Did you know that about 85,000 people or more are living with HIV in the UK? And that these are people from all walks of life, wealthy or poor, gay or straight, men, women and children? Did you know that being HIV-positive does not mean that you have AIDS? That it is only called AIDS when you show actual signs of being sick? Did you know that being tested HIV-positive no longer means a death sentence and that people with HIV can live a long and normal life when watching their health and taking medicine? Did you know that eating healthily and getting exercise can help prevent the outbreak of AIDS in an HIV-positive person?

Why do I know all this? Today, I would like to tell you about The Food Chain. Some of you may already know that Marco and I are both volunteers for this charity and that I have been volunteering for 3 1/2 years and bugged Marco long enough for him to finally sign up last year, too. Bless him!


I chose to volunteer for The Food Chain because I think that too little is done to make people see that the spread of HIV is a very real problem, not just in the third world, but also in developed countries - and because it involved one of my favourite pastimes, cooking.

The Food Chain has established a network of volunteers who prepare and deliver a Sunday lunch and dinner for people who have just gotten back home after having to spend time in hospital due to illnesses related to AIDS. The Food Chain also provides courses on nutrition and food preparation for HIV-positive men and women and delivers groceries to some households.

The point of providing recovering patients with food on a Sunday is to get them interested in eating well, helping them recover & gain weight and educating them about their nutritional needs. A lot of the individuals and families we cater for are very poor and are not fully able to provide for themselves due to their circumstances and sickness. The cooking happens in four professional kitchens that cover the North, West, South and East of London. The food is being delivered directly to the recipients by a fleet of volunteer drivers.

Marco and I volunteer as kitchen assistants about once a month. This means that we will get to our nearest kitchen at 8 in the morning and get briefed by the lead cook about what's on the menu. There will always be a hearty lunch and dessert and a lighter meal for the evening, costing no more than £3.60 a head. Then we don an apron and a sexy hair net. Together with the other kitchen volunteers, we will chop, and stir and season for a few hours and then assemble the meals in take-away containers that will be loaded into hot and cool boxers for the drivers to take on their routes.

We cook for over 70 people, cater to special need eaters like vegetarians or coeliacs and also provide traditional foods for the service users of African or Caribbean heritage. If we are lucky, there will be leftovers and we can all sit down for lunch after our busy morning, and we usually get to go home to enjoy the rest of our weekend at around 12:30ish.

I love doing these kitchen shifts.
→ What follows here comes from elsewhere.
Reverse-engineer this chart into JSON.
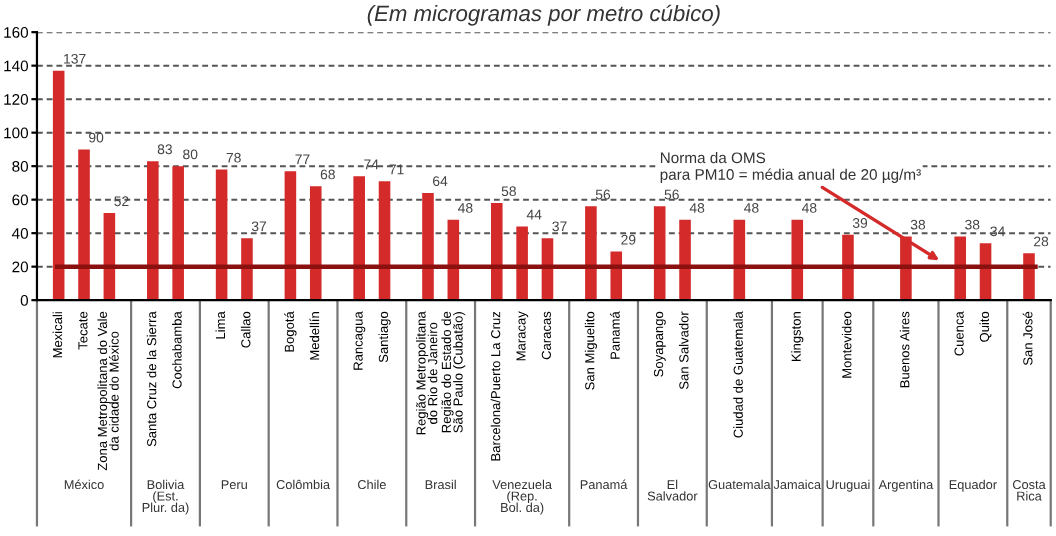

Apart from the knowledge that I am improving somebody's day by feeding them something delicious, I like the spirit in the kitchen. It feels special to work in a group of like-minded people and to achieve a smooth service. I have met so many lovely volunteers from all corners of the world, and there is always something to talk about.

I have learned a few new cooking techniques, like how to section an orange or how to make garlic paste. I also often get inspired by the food we cook. I have asked quite a few lead cooks for the recipe for a particular dish and have come away with great ones for rice pudding, pea falafel, banana bread or a potato & celery bake, only to name a few.

I hope that this post will raise some awareness about HIV in the Western world and will inspire you to maybe look for a charity that you would like to give your time to, if you are not already involved with one. All I can say is that I agree with the notion that even though charitable work should be an altruistic activity, I also enjoy it for truly selfish reasons like fostering my love for cooking, meeting interesting people and to have plain old fun!

If you are interested in becoming a volunteer, there are many websites that help you find a suitable charity in your area. Try searching for "volunteering" or "volunteer directory" and you should be able to find some worthy causes.